July
2008
Gorgeous new
Lake Fort Smith State Park includes tribute

Since the closing of the
original Lake Fort Smith State Park was the cover story for this magazine’s
very first issue in August 2000, I was hoping to attend the formal opening
of the $22 million new and relocated park last month.
My husband, Frank, wanted to go, too, but it just didn’t work
out for us to make it to the June 19 festivities. Everyone I talked
to the next day who had been there, described the speeches and the event
as “wonderful” – especially when they got to the part
about the overlook with the gorgeous view in back of the park’s
new Visitor’s Center being named in honor of the late, beloved,
Polly Crews.
During a State Parks, Recreation and Travel Commission meeting at the
park the morning of the re-opening celebration, commissioner Jim Gaston
moved that “it would be an honor on behalf of the entire commission”
to honor former commissioner Crews by naming the scenic handicap accessible
site the “Polly Crews Overlook.” Gaston’s motion also
requested the installment of an interpretive plaque at the site in memory
of Polly. The motion was unanimously approved.
Two days later, Frank and I drove up to see the park, which was abuzz
with swimmers, boaters, campers and visitors. At the visitor’s
center, people on foot and with walkers and wheelchairs were steadily
traveling the 200-yard paved path to the overlook.
We immediately wished we had brought along the wheelchair Frank never
uses anymore. A 400-yard jaunt (round trip) was still a little beyond
his ability, so he stopped about halfway to the overlook and talked
to park interpreter Jay Schneider while I continued.
C.J. and Dianna Anderson of Van Buren were enjoying the overlook’s
view with their grandson, Bryce Duquette, and didn’t mind me taking
a photo.
The water below us was as blue as the sky and in it we could see the
fragment of Lake Shepherd Springs dam left when that lake was merged
with Lake Fort Smith to form one big reservoir for Fort Smith’s
water supply. Towering above the lake as far as we could see were the
lush green forests of the Boston Mountains. No wonder somedy was quoted
saying during the official reopening of the park, “Miss Polly
is surely looking down on us today, and smiling.”
One of the best deals Fort Smith ever got from Little Rock was Polly.
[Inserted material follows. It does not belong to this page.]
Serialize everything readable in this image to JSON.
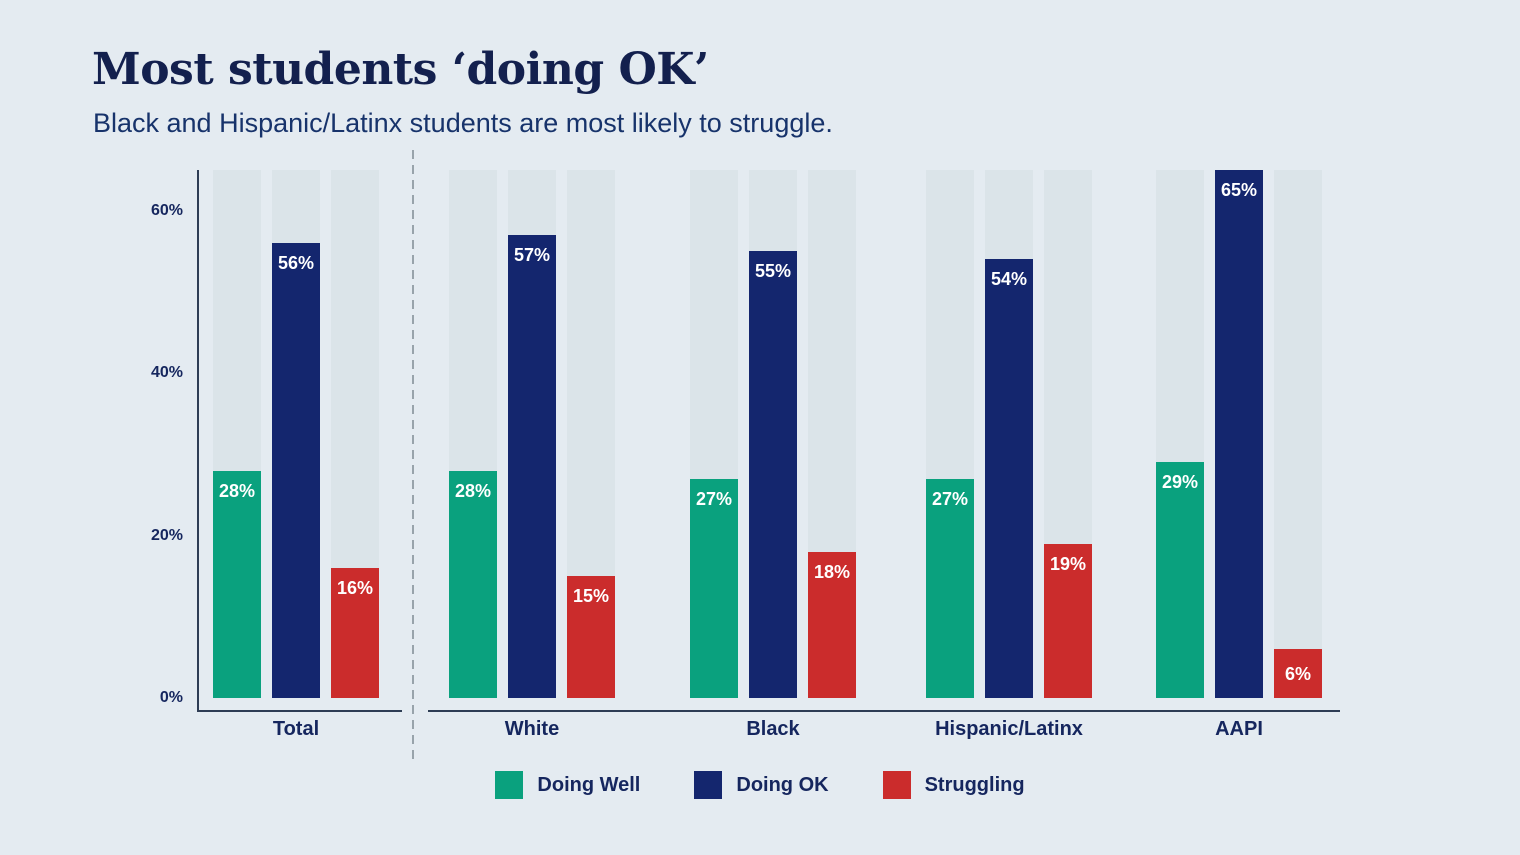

Once the dynamic, irresistibly charming single mom had settled here
and adopted us, she spent almost as much time tending to the aesthetic
needs of Fort Smith area residents she did working and caring for her
five children. She became a popular television and radio personality,
civic leader and director of the Fort Smith Arts Center director.
Polly was a State Parks, Recreation and Travel Commissioner for more
than a decade before her death in 2006 and had at least two other structures
named in her honor – The Polly Crews Gallery of the Fort Smith
Art Center, which she helped establish in the city’s Belle Grove
Historic District, and the Polly Crews Barrier Free Cabin at Lake Catherine,
the first State Parks handicap accessible cabin with its own barrier
free fishing pier.
State Parks Director Greg Butts and Department of Parks and Tourism
executive director Richard Davies State Parks say that Polly was an
outstanding advocate for projects in her “own backyard.”
But she was also passionate about preserving and improving all the state’s
parks – and adamant that they be accessible to all residents and
visitors, including those with disabilities. Polly brought out the best
in everyone, her peers agree.
Soon, a plaque with Polly’s name and image will be fixed to a
large native boulder at the overlook, where Fort Smith tourism director
Claude Legris hopes those who never met Polly can get to know her as
they look at another one of her state parks dreams that came true. And
while she would not like all the praise and attention, Polly would certainly
love the view from her latest tribute.